Queueing with "{'params.yaml': ['model.learning_rate=0.05']}".
Queued experiment '7c7a615' for future execution.
$ dvc queue start
What Hydra users gain from the integration
Git-based versioning and caching
Hydra relies on folder-based versioning for managing multiple runs.
By using the DVC and Hydra integration, you can version the runs using DVC experiments, enabling a more git-friendly workflow and adding caching capabilities so runs won’t be unnecessarily recomputed.
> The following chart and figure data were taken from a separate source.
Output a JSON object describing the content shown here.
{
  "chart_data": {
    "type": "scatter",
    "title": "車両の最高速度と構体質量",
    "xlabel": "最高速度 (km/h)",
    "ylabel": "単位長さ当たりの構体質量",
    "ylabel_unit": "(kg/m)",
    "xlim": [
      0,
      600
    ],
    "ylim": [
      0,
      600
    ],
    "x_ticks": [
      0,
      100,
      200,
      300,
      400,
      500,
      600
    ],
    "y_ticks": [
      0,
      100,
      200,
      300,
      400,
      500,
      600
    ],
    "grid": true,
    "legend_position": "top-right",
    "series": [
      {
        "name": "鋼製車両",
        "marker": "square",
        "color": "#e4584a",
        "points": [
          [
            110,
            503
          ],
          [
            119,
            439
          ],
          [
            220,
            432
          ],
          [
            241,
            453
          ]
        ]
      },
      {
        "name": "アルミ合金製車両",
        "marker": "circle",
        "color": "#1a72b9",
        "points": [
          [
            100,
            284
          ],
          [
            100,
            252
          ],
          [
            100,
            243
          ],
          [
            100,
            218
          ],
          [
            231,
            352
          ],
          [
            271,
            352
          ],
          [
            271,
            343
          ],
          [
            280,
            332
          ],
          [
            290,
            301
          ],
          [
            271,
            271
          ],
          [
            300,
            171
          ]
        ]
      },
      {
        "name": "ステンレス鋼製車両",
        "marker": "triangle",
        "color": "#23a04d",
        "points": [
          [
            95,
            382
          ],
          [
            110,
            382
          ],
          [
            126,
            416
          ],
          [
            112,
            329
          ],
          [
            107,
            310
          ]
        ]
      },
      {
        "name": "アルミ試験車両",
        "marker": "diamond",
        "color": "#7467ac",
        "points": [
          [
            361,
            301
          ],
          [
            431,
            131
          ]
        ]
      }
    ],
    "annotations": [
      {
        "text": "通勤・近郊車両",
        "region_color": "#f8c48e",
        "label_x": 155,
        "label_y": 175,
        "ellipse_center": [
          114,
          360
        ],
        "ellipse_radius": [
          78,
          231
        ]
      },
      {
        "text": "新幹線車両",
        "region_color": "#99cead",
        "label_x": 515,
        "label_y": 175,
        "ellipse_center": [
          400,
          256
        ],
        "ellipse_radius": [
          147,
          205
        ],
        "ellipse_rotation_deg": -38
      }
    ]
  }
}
Multi-step pipelines and Language Agnostic
Hydra's scope is limited to a single Python script wrapped with the
@hydra.main
decorator.
By using the DVC and Hydra integration, you can use Hydra to configure entire DVC pipelines, which can be composed of multiple stages running arbitrary commands.
stages:
featurize:
cmd: python src/featurization.py data/prepared data/features
deps:
- data/prepared
- src/featurization.py
params:
- featurize.max_features
- featurize.ngrams
outs:
- data/features
train:
cmd: python src/train.py data/features model.pkl
deps:
- data/features
- src/train.py
params:
- train.min_split
- train.n_est
outs:
- model.pkl
$ dvc exp run -S 'featurize.max_features=200' -S 'train.n_est=100'
Running stage 'featurize':
> python src/featurization.py data/prepared data/features
Running stage 'train':
> python src/train.py data/features model.pkl
Conclusion
Starting with DVC 2.25.0
, you can use the features described in this post to
efficiently combine Hydra and DVC in your projects.
To get a deeper understanding of all the parts involved, you can read the Hydra Composition page of the DVC user guide.